Missteps in the 2013 General Election and the desire to control the electoral process are the sticky issues fueling current pressure against poll commissioners.

In interviews with The Standard, Majority Leader of the National Assembly Aden Duale (Garissa Township), Deputy Minority Leader Jakoyo Midiwo (Gem) and the national chairman of Kenya’s biggest opposition party ODM, John Mbadi, gave a list of “issues” that they have against the commission.

The confidence crisis pointed out by civil society, the clergy and statutory rights body is also part of the ingredients in the political cooking pot in which the Independent Electoral and Boundaries Commission (IEBC) is stewing.

The endgame is that if the politicians agree that the commission is beyond salvage, then a new one will be formed. But that is where the major coalitions differ.

The ruling coalition wants the new commissioners appointed by the President, as prescribed in law, while the Opposition wants a new team to manage the 2017 polls picked through a political deal.

The politicians want to have a measure of control, or confidence that the new commission will be fair.

The only hitch is the wisdom (or lack of it) of sending the commissioners home with 460 days left to the elections.

For Mr Duale, the Independent Electoral and Boundaries Commission (IEBC) has to explain the actions it has taken to resolve the blunders in the 2013 General Election and the “problems” in the Malindi by-election, which the Jubilee coalition lost to the Opposition.

The other query from the majority leader to IEBC is why the commission failed to strike the name of the Senate Minority Leader Moses Wetang’ula from the voters’ roll even after a judicial ruling that the senator, a key luminary in the Opposition leadership, committed electoral offences.

More issues

“We have these issues and many more that we must talk about. Some of the issues were identified in the post-election review and they are part of the many amendments in the Election Laws (Amendment) Bill, such as the one reducing the number of voters per polling station to 700. But many more remain unresolved. We need to talk about what happened in Malindi and what happened in the Wetang’ula case,” said Duale in an interview at Parliament Buildings.

For Messrs Midiwo and Mbadi, the IEBC’s laxity in taming misuse of public resources in Malindi and Kericho by-elections; plus failure to crack down hard on electoral violence especially in by-elections, was a sign of incompetence, and a key reason why the commissioners had to go.

The Opposition MPs also listed the collapse of the Okoa Kenya referendum campaign on account of invalid signatures; the Chickengate scandal in which some of the IEBC commissioners have been indicted and; failure by the IEBC to meet its voter-registration target.

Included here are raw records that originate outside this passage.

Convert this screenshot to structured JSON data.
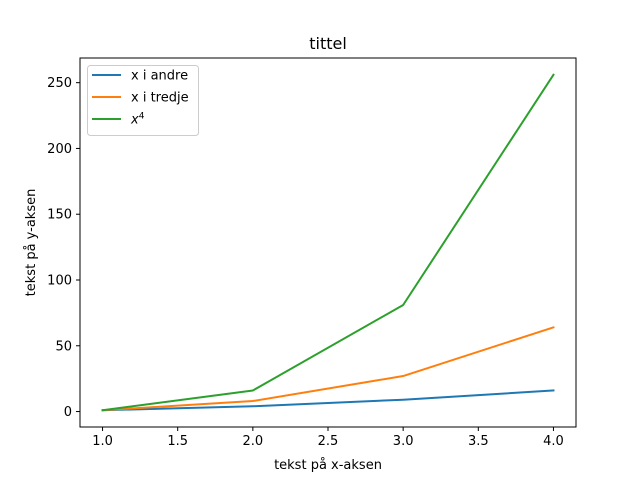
{
  "chart_data": {
    "type": "line",
    "title": "tittel",
    "xlabel": "tekst på x-aksen",
    "ylabel": "tekst på y-aksen",
    "x": [
      1,
      2,
      3,
      4
    ],
    "series": [
      {
        "name": "x i andre",
        "label_base": "x i andre",
        "label_sup": "",
        "values": [
          1,
          4,
          9,
          16
        ],
        "color": "#1f77b4"
      },
      {
        "name": "x i tredje",
        "label_base": "x i tredje",
        "label_sup": "",
        "values": [
          1,
          8,
          27,
          64
        ],
        "color": "#ff7f0e"
      },
      {
        "name": "x^4",
        "label_base": "x",
        "label_sup": "4",
        "values": [
          1,
          16,
          81,
          256
        ],
        "color": "#2ca02c"
      }
    ],
    "xlim": [
      0.85,
      4.15
    ],
    "ylim": [
      -11.75,
      268.75
    ],
    "xticks": [
      1.0,
      1.5,
      2.0,
      2.5,
      3.0,
      3.5,
      4.0
    ],
    "xtick_labels": [
      "1.0",
      "1.5",
      "2.0",
      "2.5",
      "3.0",
      "3.5",
      "4.0"
    ],
    "yticks": [
      0,
      50,
      100,
      150,
      200,
      250
    ],
    "ytick_labels": [
      "0",
      "50",
      "100",
      "150",
      "200",
      "250"
    ],
    "grid": false,
    "legend_position": "upper-left"
  }
}
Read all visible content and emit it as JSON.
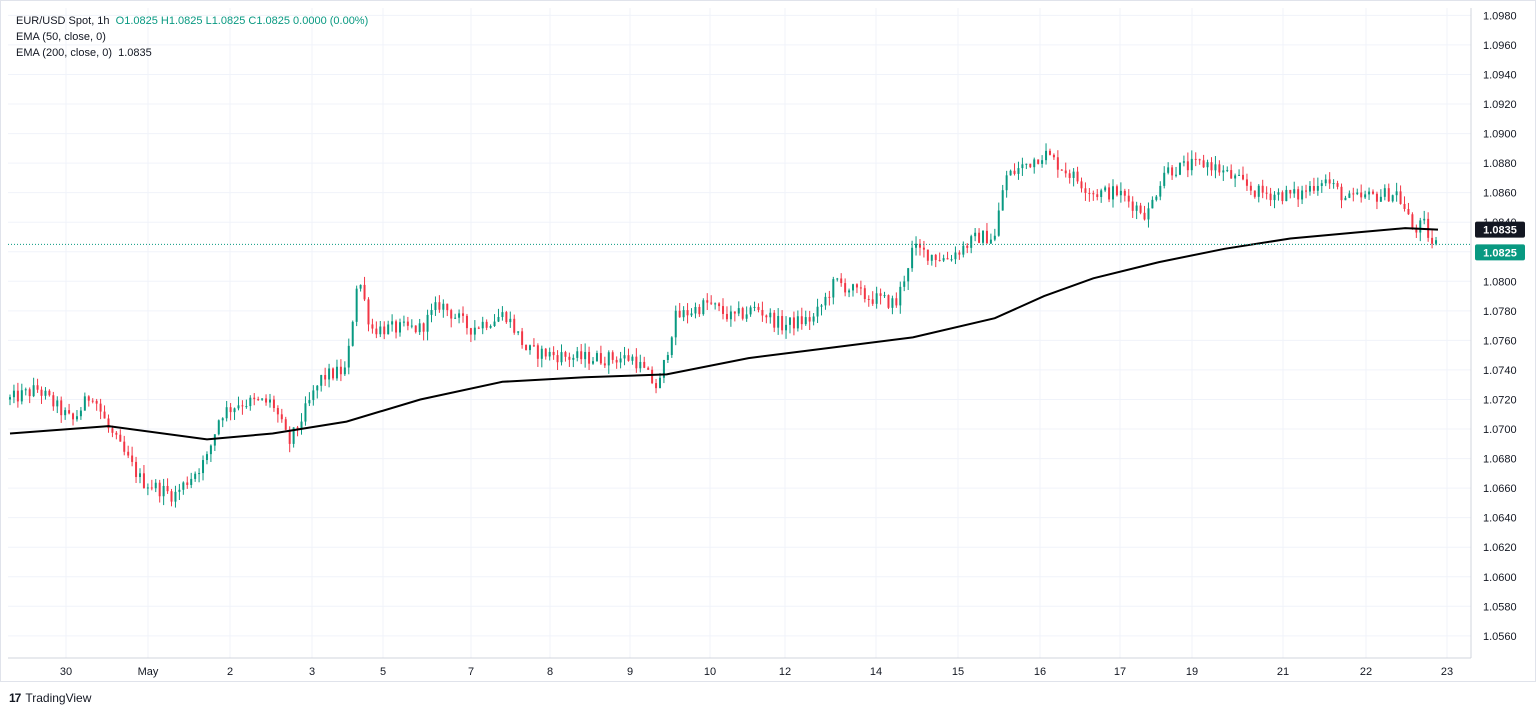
{
  "legend": {
    "symbol": "EUR/USD Spot, 1h",
    "ohlc": "O1.0825  H1.0825  L1.0825  C1.0825  0.0000 (0.00%)",
    "ema50": "EMA (50, close, 0)",
    "ema200_label": "EMA (200, close, 0)",
    "ema200_value": "1.0835"
  },
  "brand": {
    "name": "TradingView",
    "logo": "17"
  },
  "price_tags": {
    "ema200": "1.0835",
    "last": "1.0825"
  },
  "colors": {
    "up": "#089981",
    "down": "#F23645",
    "ema": "#000000",
    "grid": "#F0F3FA",
    "last_line": "#089981"
  },
  "chart_data": {
    "type": "candlestick",
    "title": "EUR/USD Spot, 1h",
    "ylim": [
      1.0545,
      1.0985
    ],
    "y_ticks": [
      "1.0980",
      "1.0960",
      "1.0940",
      "1.0920",
      "1.0900",
      "1.0880",
      "1.0860",
      "1.0840",
      "1.0820",
      "1.0800",
      "1.0780",
      "1.0760",
      "1.0740",
      "1.0720",
      "1.0700",
      "1.0680",
      "1.0660",
      "1.0640",
      "1.0620",
      "1.0600",
      "1.0580",
      "1.0560"
    ],
    "x_labels": [
      "30",
      "May",
      "2",
      "3",
      "5",
      "7",
      "8",
      "9",
      "10",
      "12",
      "14",
      "15",
      "16",
      "17",
      "19",
      "21",
      "22",
      "23"
    ],
    "last_price": 1.0825,
    "ema200_last": 1.0835,
    "series": [
      {
        "name": "EUR/USD Spot",
        "anchors": [
          {
            "t": 0,
            "price": 1.072
          },
          {
            "t": 17,
            "price": 1.0727
          },
          {
            "t": 38,
            "price": 1.0705
          },
          {
            "t": 50,
            "price": 1.0725
          },
          {
            "t": 60,
            "price": 1.07
          },
          {
            "t": 80,
            "price": 1.0665
          },
          {
            "t": 100,
            "price": 1.0655
          },
          {
            "t": 120,
            "price": 1.068
          },
          {
            "t": 128,
            "price": 1.071
          },
          {
            "t": 140,
            "price": 1.0718
          },
          {
            "t": 160,
            "price": 1.0718
          },
          {
            "t": 170,
            "price": 1.069
          },
          {
            "t": 190,
            "price": 1.0735
          },
          {
            "t": 205,
            "price": 1.074
          },
          {
            "t": 212,
            "price": 1.0805
          },
          {
            "t": 220,
            "price": 1.0768
          },
          {
            "t": 250,
            "price": 1.0768
          },
          {
            "t": 262,
            "price": 1.0785
          },
          {
            "t": 280,
            "price": 1.0768
          },
          {
            "t": 302,
            "price": 1.0778
          },
          {
            "t": 315,
            "price": 1.0753
          },
          {
            "t": 345,
            "price": 1.0748
          },
          {
            "t": 380,
            "price": 1.0748
          },
          {
            "t": 395,
            "price": 1.0727
          },
          {
            "t": 405,
            "price": 1.0775
          },
          {
            "t": 425,
            "price": 1.0785
          },
          {
            "t": 440,
            "price": 1.0775
          },
          {
            "t": 455,
            "price": 1.0782
          },
          {
            "t": 470,
            "price": 1.077
          },
          {
            "t": 490,
            "price": 1.0775
          },
          {
            "t": 503,
            "price": 1.08
          },
          {
            "t": 520,
            "price": 1.079
          },
          {
            "t": 540,
            "price": 1.0785
          },
          {
            "t": 550,
            "price": 1.0822
          },
          {
            "t": 570,
            "price": 1.0815
          },
          {
            "t": 590,
            "price": 1.083
          },
          {
            "t": 600,
            "price": 1.083
          },
          {
            "t": 606,
            "price": 1.087
          },
          {
            "t": 630,
            "price": 1.0887
          },
          {
            "t": 660,
            "price": 1.086
          },
          {
            "t": 675,
            "price": 1.086
          },
          {
            "t": 693,
            "price": 1.0845
          },
          {
            "t": 703,
            "price": 1.0875
          },
          {
            "t": 730,
            "price": 1.088
          },
          {
            "t": 760,
            "price": 1.086
          },
          {
            "t": 785,
            "price": 1.0858
          },
          {
            "t": 800,
            "price": 1.087
          },
          {
            "t": 815,
            "price": 1.0855
          },
          {
            "t": 845,
            "price": 1.086
          },
          {
            "t": 855,
            "price": 1.0835
          },
          {
            "t": 862,
            "price": 1.0838
          },
          {
            "t": 866,
            "price": 1.0825
          },
          {
            "t": 870,
            "price": 1.0825
          }
        ]
      },
      {
        "name": "EMA (200, close, 0)",
        "points": [
          {
            "t": 0,
            "price": 1.0697
          },
          {
            "t": 60,
            "price": 1.0702
          },
          {
            "t": 120,
            "price": 1.0693
          },
          {
            "t": 160,
            "price": 1.0697
          },
          {
            "t": 205,
            "price": 1.0705
          },
          {
            "t": 250,
            "price": 1.072
          },
          {
            "t": 300,
            "price": 1.0732
          },
          {
            "t": 350,
            "price": 1.0735
          },
          {
            "t": 400,
            "price": 1.0737
          },
          {
            "t": 450,
            "price": 1.0748
          },
          {
            "t": 500,
            "price": 1.0755
          },
          {
            "t": 550,
            "price": 1.0762
          },
          {
            "t": 600,
            "price": 1.0775
          },
          {
            "t": 630,
            "price": 1.079
          },
          {
            "t": 660,
            "price": 1.0802
          },
          {
            "t": 700,
            "price": 1.0813
          },
          {
            "t": 740,
            "price": 1.0822
          },
          {
            "t": 780,
            "price": 1.0829
          },
          {
            "t": 820,
            "price": 1.0833
          },
          {
            "t": 850,
            "price": 1.0836
          },
          {
            "t": 870,
            "price": 1.0835
          }
        ]
      }
    ]
  }
}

“They are just incompetent. That is why we said they should go. How can you have a target of four million voters, and you only get 1.4 million in 30 days? You must ask yourself very hard questions about why Kenyans ignored your call to register as voters. If your success rate is 25 per cent, surely, how can we say you are competent?” posed Mr Mbadi.

The 2013 legal dismissal of Opposition leader Raila Odinga as “a perennial loser”  is also a sore point. That slur was made by the lawyer for IEBC Chairman Isaack Hassan, senior counsel Ahmednassir Abdullahi.

Midiwo also lamented the failed referendum campaign, which the IEBC dismissed because it argued that the Opposition had failed to get a million voters to back the process.

To Midiwo, the intrigues around that rejection was proof that the commission was working hand-in-glove with the ruling Jubilee administration.

“Here is a referee who has been used by one camp to frustrate us. We said they were not fit, they refused to go. We collected signatures to send them home, they used flimsy grounds to reject our signatures,” said Midiwo at Parliament Buildings.

The other grouse of the Opposition against the commission is that it has refused to implement a law that allows people with waiting cards but no ID cards to register as voters, and then use their ID cards to vote.

Jubilee politicians Johnson Sakaja (Nominated) and Moses Kuria (Gatundu South) have also complained that they never took part in the hiring of the current commissioners, because the current commission was appointed under the Grand Coalition government.

If the commissioners are sent home, the next battleground will be the mode of picking a replacement.